Dennoch habe ich mich immer wieder im Internet umgesehen, welche verschiedenen Ansätze zur Behandlung es gibt und bin dann, eigentlich um mich dem "Abenteuer Hypnose" zu stellen, in die Praxis von Sara Gonzalez gekommen. Dabei zeigte sich recht schnell, dass dies zwar ein Weg sein könnte, es aber einen wirkungsvolleren Ansatz gibt und fortan trafen wir uns vier Mal zu einer EMDR-Sitzung, deren Wirksamkeit ich um ehrlich zu sein während der Sitzungen noch nicht beurteilen konnte.
Danach freute ich mich aber wirklich sehr auf meinen ersten Arzttermin, den ich danach ausgemacht hatte. Für mich hatte es fast schon "Forschungscharakter" und ich war sehr gespannt, ob es wirklich funktioniert hat, denn ohne sich die angstauslösende Situation zu begeben, ist es schwer zu sagen, wie man sich denn nun darin fühlt.
An dieser Stelle kopiere ich mal einen Auszug aus meiner Mail an Sara mit dem treffenden Titel Erfolgsmeldung:
"Heute war es nun soweit, ich war heute morgen beim Blut abnehmen und es
hat alles super geklappt!
Ganz super war die Zeit davor: ich war überhaupt nicht aufgeregt und es
war doch sehr angenehm mit einem entspannten Gefühl zum Arzt zu fahren.
Als es dann ans Blut abnehmen ging, wurde damit die Auszubildende
beauftragt, spätestens da hätte ich früher drum gebeten, ob das nicht
jemand mit Erfahrung machen könnte... Das war aber ok und dann war es
lustigerweise genau so, wie ich es früher total furchtbar fand: erst
wurde der eine Arm abgebunden, keine Vene gefunden, dann der andere; es
folgte langes Abtasten und Desinfizieren, weil die Schwester doch etwas
unsicher war. Bis dahin war ich die Ruhe selbst, wirklich toll.

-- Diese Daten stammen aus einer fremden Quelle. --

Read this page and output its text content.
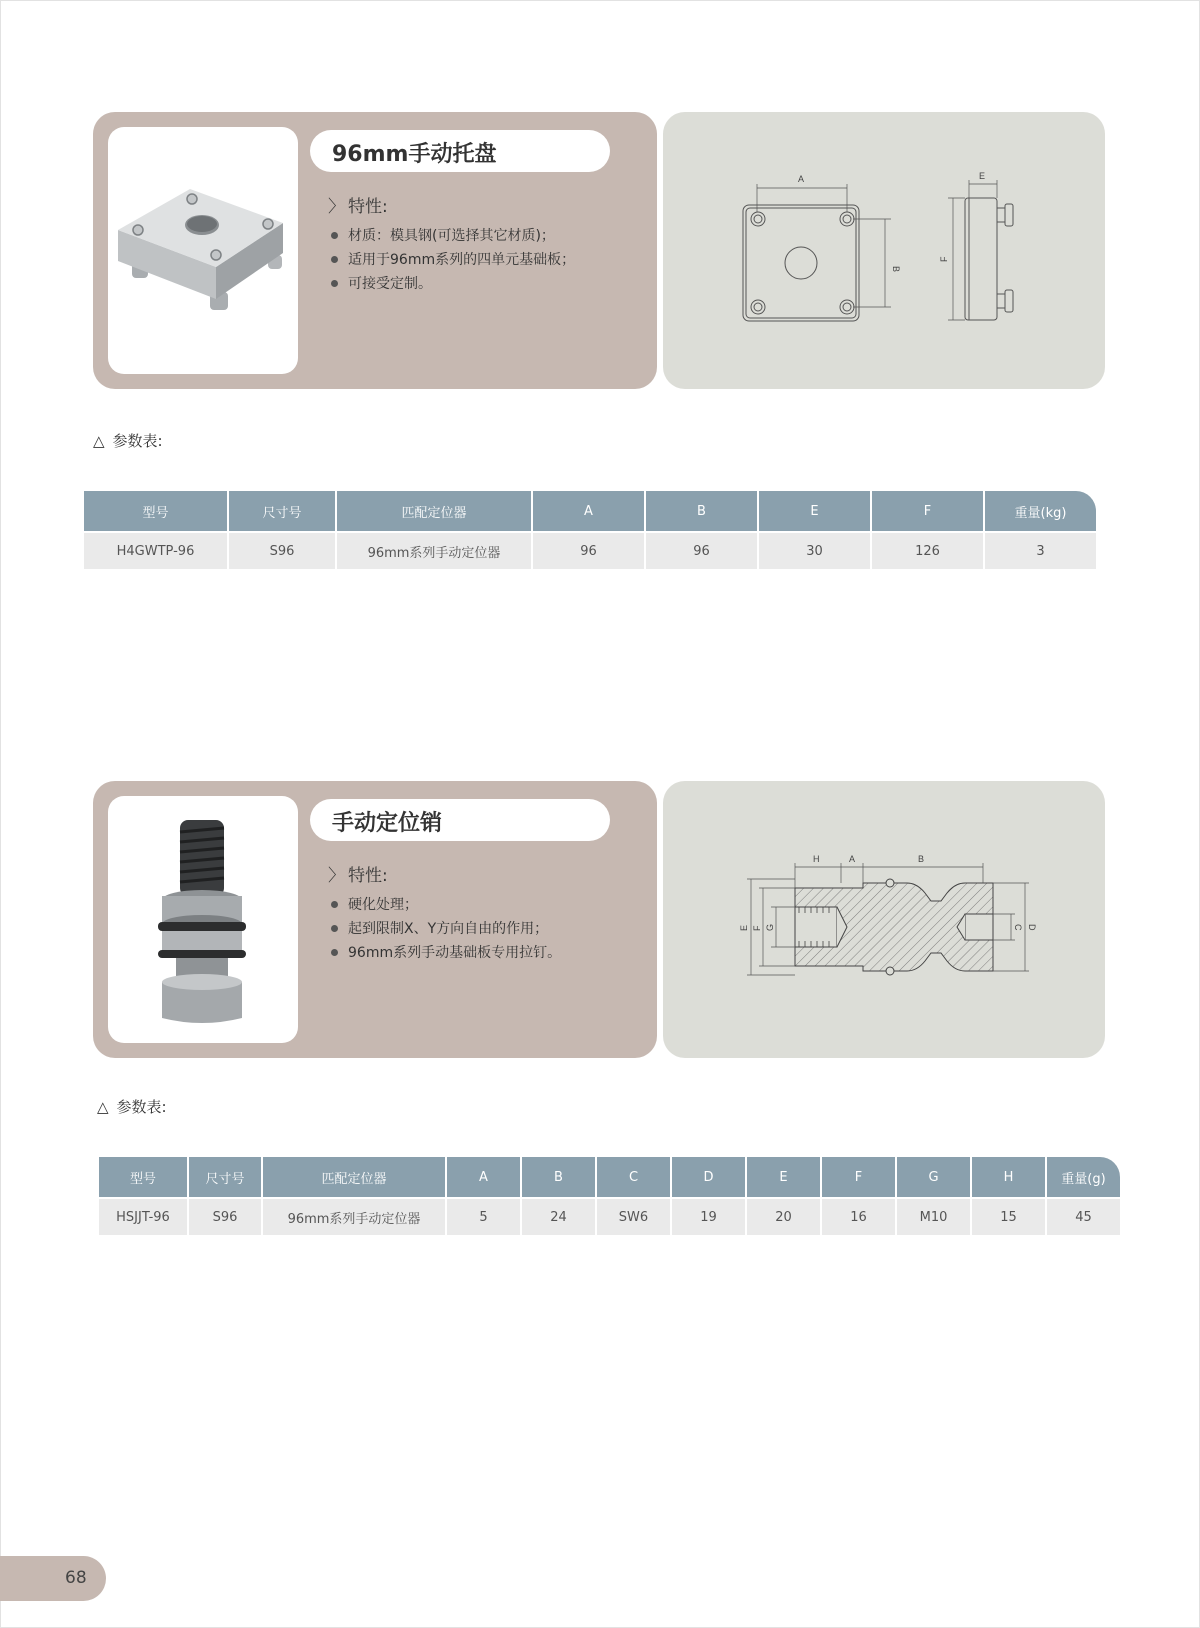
96mm手动托盘
〉 特性:
材质：模具钢(可选择其它材质)；
适用于96mm系列的四单元基础板；
可接受定制。
A
B
E
F
△ 参数表:
型号	尺寸号	匹配定位器	A	B	E	F	重量(kg)
H4GWTP-96	S96	96mm系列手动定位器	96	96	30	126	3
手动定位销
〉 特性:
硬化处理；
起到限制X、Y方向自由的作用；
96mm系列手动基础板专用拉钉。
H	A	B
E F G	C D
△ 参数表:
型号	尺寸号	匹配定位器	A	B	C	D	E	F	G	H	重量(g)
HSJJT-96	S96	96mm系列手动定位器	5	24	SW6	19	20	16	M10	15	45
68
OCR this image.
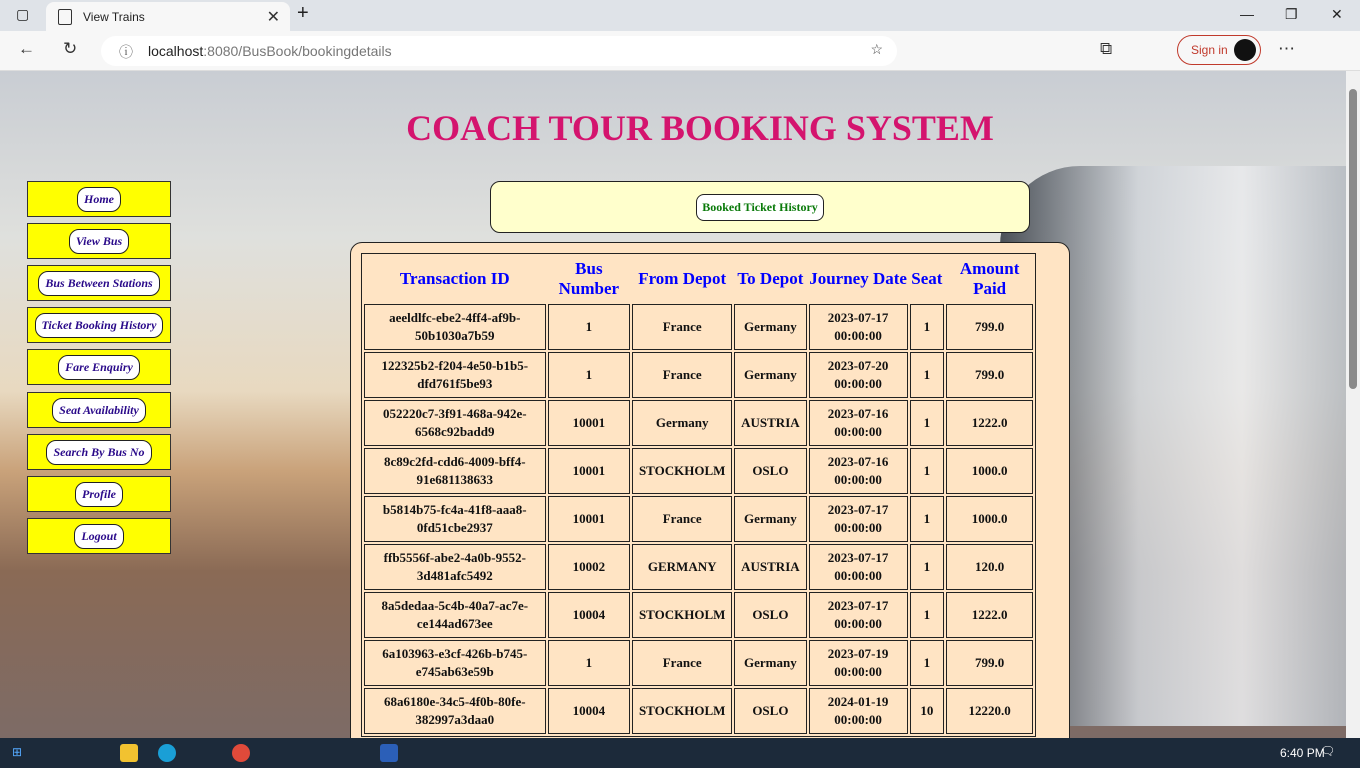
▢	View Trains	✕ +	— ❐ ✕
← ↻	ⓘ localhost:8080/BusBook/bookingdetails	☆	⧉	Sign in	⋯
COACH TOUR BOOKING SYSTEM
Home
View Bus
Bus Between Stations
Ticket Booking History
Fare Enquiry
Seat Availability
Search By Bus No
Profile
Logout
Booked Ticket History
Transaction ID	Bus Number	From Depot	To Depot	Journey Date	Seat	Amount Paid
aeeldlfc-ebe2-4ff4-af9b-50b1030a7b59	1	France	Germany	2023-07-17 00:00:00	1	799.0
122325b2-f204-4e50-b1b5-dfd761f5be93	1	France	Germany	2023-07-20 00:00:00	1	799.0
052220c7-3f91-468a-942e-6568c92badd9	10001	Germany	AUSTRIA	2023-07-16 00:00:00	1	1222.0
8c89c2fd-cdd6-4009-bff4-91e681138633	10001	STOCKHOLM	OSLO	2023-07-16 00:00:00	1	1000.0
b5814b75-fc4a-41f8-aaa8-0fd51cbe2937	10001	France	Germany	2023-07-17 00:00:00	1	1000.0
ffb5556f-abe2-4a0b-9552-3d481afc5492	10002	GERMANY	AUSTRIA	2023-07-17 00:00:00	1	120.0
8a5dedaa-5c4b-40a7-ac7e-ce144ad673ee	10004	STOCKHOLM	OSLO	2023-07-17 00:00:00	1	1222.0
6a103963-e3cf-426b-b745-e745ab63e59b	1	France	Germany	2023-07-19 00:00:00	1	799.0
68a6180e-34c5-4f0b-80fe-382997a3daa0	10004	STOCKHOLM	OSLO	2024-01-19 00:00:00	10	12220.0
⊞	6:40 PM
🗨
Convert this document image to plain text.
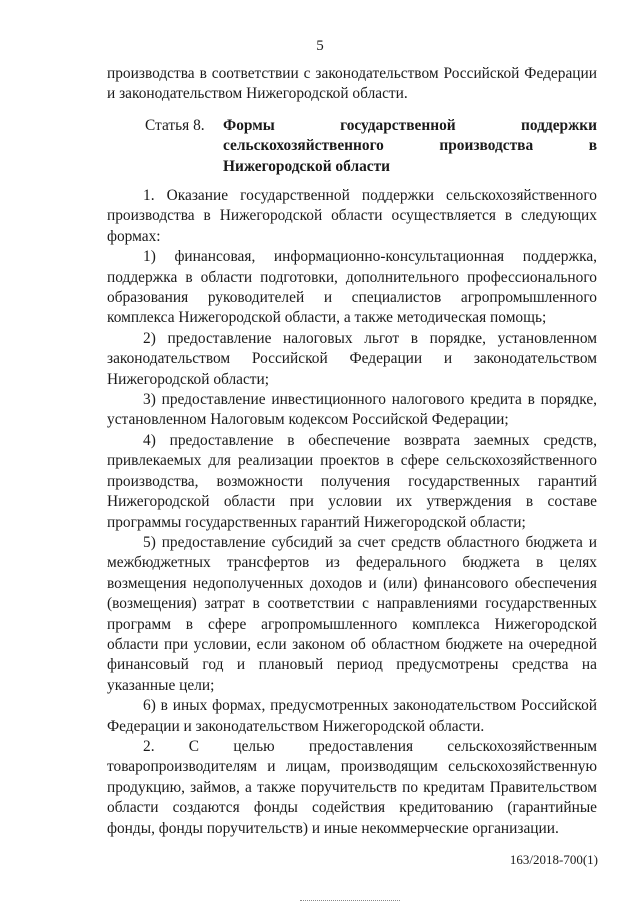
5
производства в соответствии с законодательством Российской Федерации и законодательством Нижегородской области.
Статья 8.	Формы государственной поддержки сельскохозяйственного производства в Нижегородской области

1. Оказание государственной поддержки сельскохозяйственного производства в Нижегородской области осуществляется в следующих формах:

1) финансовая, информационно-консультационная поддержка, поддержка в области подготовки, дополнительного профессионального образования руководителей и специалистов агропромышленного комплекса Нижегородской области, а также методическая помощь;

2) предоставление налоговых льгот в порядке, установленном законодательством Российской Федерации и законодательством Нижегородской области;

3) предоставление инвестиционного налогового кредита в порядке, установленном Налоговым кодексом Российской Федерации;

4) предоставление в обеспечение возврата заемных средств, привлекаемых для реализации проектов в сфере сельскохозяйственного производства, возможности получения государственных гарантий Нижегородской области при условии их утверждения в составе программы государственных гарантий Нижегородской области;

5) предоставление субсидий за счет средств областного бюджета и межбюджетных трансфертов из федерального бюджета в целях возмещения недополученных доходов и (или) финансового обеспечения (возмещения) затрат в соответствии с направлениями государственных программ в сфере агропромышленного комплекса Нижегородской области при условии, если законом об областном бюджете на очередной финансовый год и плановый период предусмотрены средства на указанные цели;

6) в иных формах, предусмотренных законодательством Российской Федерации и законодательством Нижегородской области.

2. С целью предоставления сельскохозяйственным товаропроизводителям и лицам, производящим сельскохозяйственную продукцию, займов, а также поручительств по кредитам Правительством области создаются фонды содействия кредитованию (гарантийные фонды, фонды поручительств) и иные некоммерческие организации.

163/2018-700(1)
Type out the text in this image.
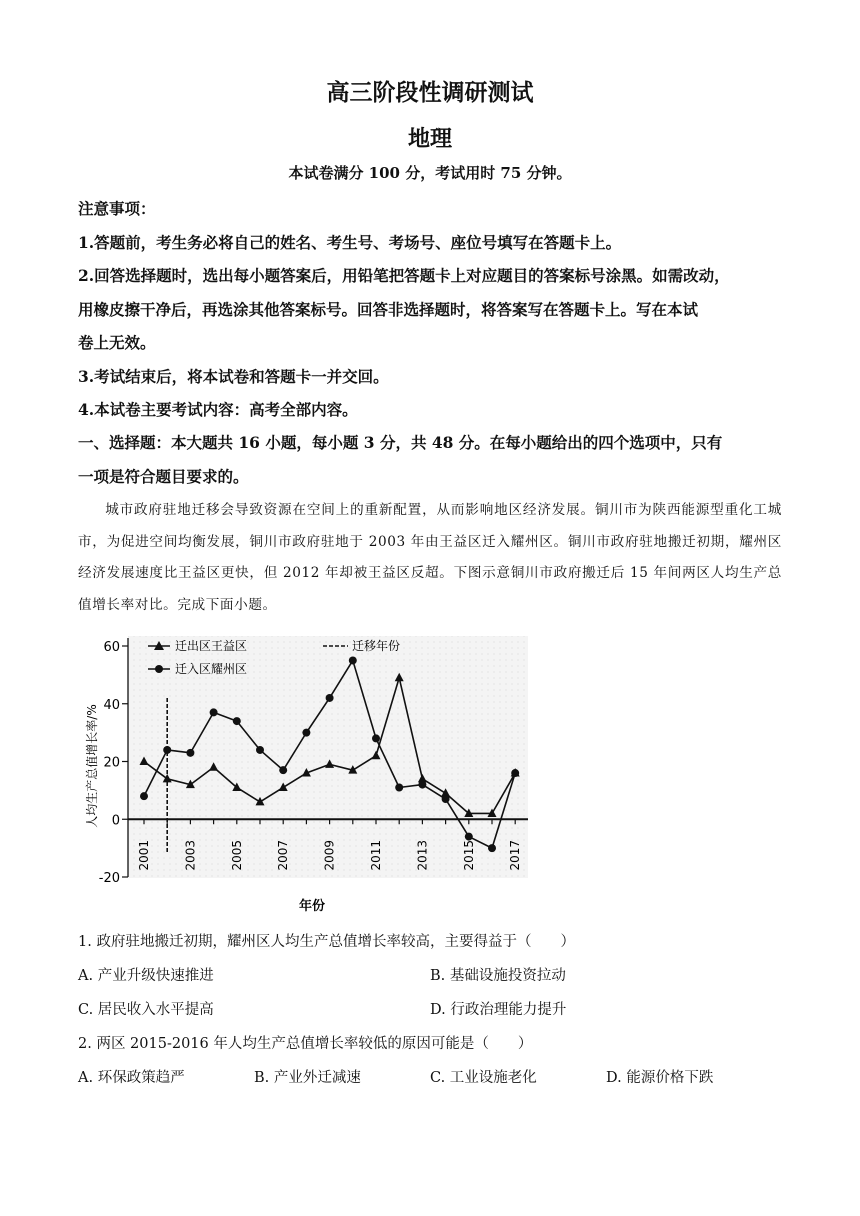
高三阶段性调研测试
地理
本试卷满分 100 分，考试用时 75 分钟。
注意事项：
1.答题前，考生务必将自己的姓名、考生号、考场号、座位号填写在答题卡上。
2.回答选择题时，选出每小题答案后，用铅笔把答题卡上对应题目的答案标号涂黑。如需改动，
用橡皮擦干净后，再选涂其他答案标号。回答非选择题时，将答案写在答题卡上。写在本试
卷上无效。
3.考试结束后，将本试卷和答题卡一并交回。
4.本试卷主要考试内容：高考全部内容。
一、选择题：本大题共 16 小题，每小题 3 分，共 48 分。在每小题给出的四个选项中，只有
一项是符合题目要求的。
城市政府驻地迁移会导致资源在空间上的重新配置，从而影响地区经济发展。铜川市为陕西能源型重化工城市，为促进空间均衡发展，铜川市政府驻地于 2003 年由王益区迁入耀州区。铜川市政府驻地搬迁初期，耀州区经济发展速度比王益区更快，但 2012 年却被王益区反超。下图示意铜川市政府搬迁后 15 年间两区人均生产总值增长率对比。完成下面小题。
60
40
20
0
-20
2001	2003	2005	2007	2009	2011	2013	2015	2017
人均生产总值增长率/%
年份
迁出区王益区
迁入区耀州区
迁移年份
1. 政府驻地搬迁初期，耀州区人均生产总值增长率较高，主要得益于（　　）
A. 产业升级快速推进	B. 基础设施投资拉动
C. 居民收入水平提高	D. 行政治理能力提升
2. 两区 2015-2016 年人均生产总值增长率较低的原因可能是（　　）
A. 环保政策趋严	B. 产业外迁减速	C. 工业设施老化	D. 能源价格下跌
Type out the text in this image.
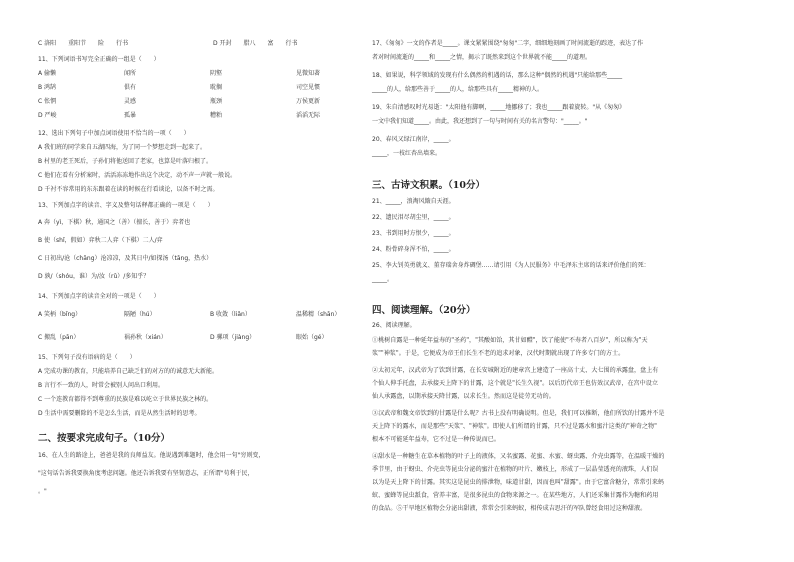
C 洛阳　　重阳节　　险　　行书	D 开封　　腊八　　富　　行书
11、下列词语书写完全正确的一组是（　　）
A 偷懒	闻所	阴壑	见微知著
B 鸿鹄	俱有	耽搁	司空见惯
C 怅惘	灵感	瓶颈	万侯更新
D 严峻	孤暴	糟粕	滔滔无际
12、选出下列句子中加点词语使用不恰当的一项（　　）
A 我们班的同学来自五湖四海，为了同一个梦想走到一起来了。
B 村里的老王死后，子孙们将他送回了老家，也算是叶落归根了。
C 他们在看有分析案时，活活冻冻地作出这个决定，动不声一声就一般说。
D 千衬不容常用的东东跟着在读的时候在行看谈论，以备不时之需。
13、下列加点字的读音、字义及整句话释都正确的一项是（　　）
A 奔（yì，下棋）秋，通国之（善）（擅长，善于）弈者也
B 使（shǐ，假如）弈秋二人弈（下棋）二人/弈
C 日初出/沧（chāng）沧凉凉，及其日中/如探汤（tāng，热水）
D 孰/（shóu，谁）为/汝（rǔ）/多知乎？
14、下列加点字的读音全对的一项是（　　）
A 笑柄（bǐng）	隔陋（hú）	B 收敛（liǎn）	温稀精（shān）
C 搬乱（pān）	祸孙秋（xián）	D 骡项（jiàng）	眼始（gé）
15、下列句子没有语病的是（　　）
A 完成功课的教育，只能培养自己缺乏们的对方的的诚意无大新能。
B 言行不一致的人，时常会被别人问出口利用。
C 一个连教育都得不到尊重的民族是难以屹立于世界民族之林的。
D 生活中需要删除的不是怎么生活，而是从然生活时的思考。
二、按要求完成句子。（10分）
16、在人生的路途上，爸爸是我的良师益友。他说遇到难题时，他会用一句"穷则变，
"这句话告诉我要换角度考虑问题。他还告诉我要有坚韧意志，正所谓"苟利于民，
。"
17、《匆匆》一文的作者是_____。课文紧紧围绕"匆匆"二字，细细地刻画了时间流逝的踪迹，表达了作
者对时间流逝的_____和_____之情，揭示了既然来到这个世界就不能_____的道理。
18、如果说，科学领域的发现有什么偶然的机遇的话，那么这种"偶然的机遇"只能给那些_____
_____的人，给那些善于_____的人，给那些具有_____精神的人。
19、朱自清感叹时光易逝："太阳他有脚啊，_____地挪移了；我也_____跟着旋转。"从《匆匆》
一文中我们知道_____。由此，我还想到了一句与时间有关的名言警句："_____。"
20、春风又绿江南岸，_____。
_____，一枝红杏出墙来。
三、古诗文积累。（10分）
21、_____，浪淘风簸自天涯。
22、遗民泪尽胡尘里，_____。
23、书到用时方恨少，_____。
24、粉骨碎身浑不怕，_____。
25、李大钊英勇就义、董存瑞舍身炸碉堡……请引用《为人民服务》中毛泽东主席的话来评价他们的死：
_____。
四、阅读理解。（20分）
26、阅读理解。
①桃树自露是一种延年益寿的"圣药"，"其酸如饴，其甘如醴"，饮了能使"不寿者八百岁"，所以称为"天
浆""神浆"。于是，它便成为帝王们长生不老的追求对象，汉代时期就出现了许多专门的方士。
②太初元年，汉武帝为了饮到甘露，在长安城附近的建章宫上建造了一座高十丈、大七围的承露盘，盘上有
个仙人伸手托盘，去承接天上降下的甘露，这个就是"长生久视"。以后历代帝王也仿效汉武帝，在宫中设立
仙人承露盘，以期承接天降甘露，以求长生。然而这是徒劳无功的。
③汉武帝和魏文帝饮到的甘露是什么呢？古书上没有明确说明。但是，我们可以推断，他们所饮的甘露并不是
天上降下的露水，而是那些"天浆"、"神浆"。即使人们所谓的甘露，只不过是露水和蜜汁这类的"神奇之物"
根本不可能延年益寿，它不过是一种传说而已。
④甜水是一种糖生在草本植物的叶子上的液体，又名蜜露、花蜜、水蜜、蚜虫露、介壳虫露等，在温暖干燥的
季节里，由于蚜虫、介壳虫等昆虫分泌的蜜汁在植物的叶片、嫩枝上，形成了一层晶莹透亮的液珠，人们误
以为是天上降下的甘露。其实这是昆虫的排泄物，味道甘甜，因而也叫"甜露"。由于它富含糖分，常常引来蚂
蚁、蜜蜂等昆虫舐食，营养丰富，是很多昆虫的食物来源之一。在某些地方，人们还采集甘露作为糖和药用
的食品。⑤干旱地区植物会分泌出甜液，常常会引来蚂蚁，相传成吉思汗的军队曾经食用过这种甜液。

Dann kam der Stich und da muss ich zugeben, habe ich doch mal gezuckt
und mich kurz verspannt. Möglicherweise lag das aber auch daran, dass es
wirklich ziemlich stark gepiekt hat, weil sie die Nadel noch korrigieren
musste. Das hätte vielleicht auch jemand, der sonst unbedarft da ran
geht, als unangenehm empfunden. Dabei war ich aber zu keiner Zeit
irgendwie panisch oder wirklich ängstlich. Am interessantesten war aber
das Gefühl danach: da war nämlich keins (doch: stolz war ich!).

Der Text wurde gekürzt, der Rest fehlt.